Curtis D. v. State

646 P.2d 547 | Nev. | 1982

*273OPINION

Per Curiam:

Following a contested hearing before a juvenile referee, appellant was found guilty of misdemeanor battery and first degree kidnaping for the perpetration of these crimes upon a thirteen-year-old female.1 The district court adopted the referee’s findings, adjudicated appellant a delinquent and ordered him committed to the Nevada Youth Training Center at Elko, Nevada.

On the afternoon of the assault, the victim was walking alone on a Las Vegas residential street. A pick-up truck, occupied by appellant and two other juvenile males, stopped beside her. In response to a query by appellant, the victim approached the truck, whereupon the driver and the other juvenile forced her into the cab of the vehicle.

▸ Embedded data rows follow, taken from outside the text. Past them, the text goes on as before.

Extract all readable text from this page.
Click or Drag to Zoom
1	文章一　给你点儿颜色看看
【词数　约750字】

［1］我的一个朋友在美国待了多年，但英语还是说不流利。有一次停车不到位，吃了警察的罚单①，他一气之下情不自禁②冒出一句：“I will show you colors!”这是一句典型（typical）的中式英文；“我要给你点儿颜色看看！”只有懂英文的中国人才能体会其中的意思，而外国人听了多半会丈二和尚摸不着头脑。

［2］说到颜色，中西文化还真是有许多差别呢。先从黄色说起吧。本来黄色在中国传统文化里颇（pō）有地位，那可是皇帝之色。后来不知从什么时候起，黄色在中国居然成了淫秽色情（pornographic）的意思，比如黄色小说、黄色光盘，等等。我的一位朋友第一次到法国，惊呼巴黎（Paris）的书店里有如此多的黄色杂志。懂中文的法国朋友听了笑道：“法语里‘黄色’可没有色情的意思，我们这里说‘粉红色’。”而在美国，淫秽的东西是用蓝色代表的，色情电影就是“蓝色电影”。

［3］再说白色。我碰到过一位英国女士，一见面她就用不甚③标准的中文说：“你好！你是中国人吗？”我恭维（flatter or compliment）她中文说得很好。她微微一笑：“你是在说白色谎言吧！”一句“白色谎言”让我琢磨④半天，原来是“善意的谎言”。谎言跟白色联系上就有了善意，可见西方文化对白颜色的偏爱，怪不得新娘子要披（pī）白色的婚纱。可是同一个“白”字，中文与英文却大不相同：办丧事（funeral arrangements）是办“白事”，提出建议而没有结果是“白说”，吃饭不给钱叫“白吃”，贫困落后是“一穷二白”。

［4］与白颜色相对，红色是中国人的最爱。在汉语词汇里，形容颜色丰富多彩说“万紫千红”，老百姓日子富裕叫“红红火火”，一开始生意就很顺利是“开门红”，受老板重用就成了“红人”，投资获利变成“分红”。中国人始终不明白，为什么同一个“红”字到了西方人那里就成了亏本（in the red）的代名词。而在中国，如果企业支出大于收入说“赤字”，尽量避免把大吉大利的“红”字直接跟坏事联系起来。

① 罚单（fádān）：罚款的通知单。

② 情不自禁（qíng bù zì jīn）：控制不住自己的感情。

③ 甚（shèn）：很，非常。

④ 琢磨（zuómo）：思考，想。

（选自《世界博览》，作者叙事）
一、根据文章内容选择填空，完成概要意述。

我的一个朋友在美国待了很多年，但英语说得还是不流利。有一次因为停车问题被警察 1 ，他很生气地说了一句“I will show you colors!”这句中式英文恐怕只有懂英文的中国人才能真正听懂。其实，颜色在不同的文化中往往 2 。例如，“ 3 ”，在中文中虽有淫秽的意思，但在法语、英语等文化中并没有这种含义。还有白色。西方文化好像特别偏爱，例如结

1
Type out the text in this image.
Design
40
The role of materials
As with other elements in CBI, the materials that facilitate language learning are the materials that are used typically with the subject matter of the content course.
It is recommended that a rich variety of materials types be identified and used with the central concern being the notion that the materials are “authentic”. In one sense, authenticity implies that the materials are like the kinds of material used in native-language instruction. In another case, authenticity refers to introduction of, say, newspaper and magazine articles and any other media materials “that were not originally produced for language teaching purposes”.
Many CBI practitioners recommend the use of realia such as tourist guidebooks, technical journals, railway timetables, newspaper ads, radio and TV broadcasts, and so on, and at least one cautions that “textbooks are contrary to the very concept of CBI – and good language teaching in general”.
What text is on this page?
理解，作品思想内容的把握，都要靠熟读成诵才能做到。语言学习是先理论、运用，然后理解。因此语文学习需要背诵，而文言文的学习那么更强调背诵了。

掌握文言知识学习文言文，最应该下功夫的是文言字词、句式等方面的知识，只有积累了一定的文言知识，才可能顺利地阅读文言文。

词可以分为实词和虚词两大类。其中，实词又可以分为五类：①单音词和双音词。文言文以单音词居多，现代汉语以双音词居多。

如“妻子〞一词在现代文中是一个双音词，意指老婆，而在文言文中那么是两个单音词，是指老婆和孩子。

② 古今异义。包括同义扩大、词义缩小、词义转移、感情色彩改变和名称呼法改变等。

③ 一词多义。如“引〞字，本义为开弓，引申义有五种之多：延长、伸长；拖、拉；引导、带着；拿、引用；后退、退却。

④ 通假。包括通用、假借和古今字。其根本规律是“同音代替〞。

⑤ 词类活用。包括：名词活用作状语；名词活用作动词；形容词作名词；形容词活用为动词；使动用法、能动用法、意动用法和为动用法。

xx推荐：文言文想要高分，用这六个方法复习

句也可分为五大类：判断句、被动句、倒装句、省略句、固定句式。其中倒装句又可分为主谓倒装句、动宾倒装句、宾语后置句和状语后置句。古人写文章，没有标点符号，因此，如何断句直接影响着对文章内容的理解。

The victim was then transported a short distance into the desert where she was taken from the truck. While one of his companions held her, appellant and the other youth cut her on the face, arms and stomach. The assault ended when the victim was pushed and struck her head on a rock. The blow rendered her unconscious. When she regained consciousness the day was becoming dark and the truck was gone.

On appeal, appellant contends that the circumstances do not support a separate charge of first degree kidnaping and there is insufficient evidence to establish his complicity in that crime. We disagree.

*274A separate charge of first degree kidnaping is proper if the movement of the victim is not merely incidental to the associated offense and it results in substantially increased risk of harm. Wright v. State, 94 Nev. 415, 581 P.2d 442 (1978). Whether the movement of the victim is incidental to the associated offense and whether the risk of harm is substantially increased thereby are questions of fact to be determined by the trier of fact in all but the clearest cases. Sheriff v. Medberry, 96 Nev. 202, 606 P.2d 181 (1980).

Ordinarily, movement of the victim in the commission of a battery is not incidental to that offense. Moreover, in the instant case, it is uncontroverted that the victim was abandoned, unconscious, on the isolated perimeter of the desert as dark approached. Such evidence supports the determination that the movement of the victim substantially increased the risk of harm to her. A separate charge of first degree kidnaping is proper.

Similarly, the record supports appellant’s complicity in the kidnaping. The mere presence of appellant at the time his companions forced the victim into the truck is not sufficient to make him an accessory and therefore a principal under NRS 195.020.2 However, it was appellant’s query that induced the victim to approach the truck. She was detained in the cab by appellant and one companion while the other drove into the desert. Appellant was not merely present, he was an active participant in her forcible transportation and the events that followed. His presence, together with the other circumstances, both during and after the kidnaping, is sufficient to support an inference that he was a party to the offense. See Baker v. Sheriff, 93 Nev. 11, 558 P.2d 629 (1977); Robertson v. Sheriff, 85 Nev. 681, 462 P.2d 528 (1969).

The other claims of error raised by appellant fail to demonstrate prejudicial error or are without merit. Accordingly, we *275affirm the adjudication of delinquency and commitment order of the district court.

Gunderson, C. J., Manoukian, Springer, and Mowbray, JJ., and Zenoff, Sr. J.,3 concur.

NRS 200.481(2)(a) (1977) (amended 1979 and 1981) provides:

2. Any person convicted of a battery, other than a battery committed by an adult upon a child which constitutes child abuse, shall be punished:
(a) If the battery is not committed with a deadly weapon, and no substantial bodily harm to the victim results, for a misdemeanor.

NRS 200.310(1) provides in pertinent part:

1. ... [E]very person who leads, takes, entices, or carries away or detains any minor . . . with the intent to hold such minor to unlawful service, or perpetrate upon the person of such minor any unlawful act is guilty of kidnaping in the first degree.

NRS 195.020 provides in pertinent part:

195.020 Who are principals. Every person concerned in the commission of a felony, gross misdemeanor or misdemeanor, whether he directly commits the act constituting the offense, or aids or abets in its commission, and whether present or absent; and every person who, directly or indirectly, counsels, encourages, hires, commands, induces or otherwise procures another to commit a felony, gross misdemeanor or misdemeanor is a principal, and shall be proceeded against and punished as such.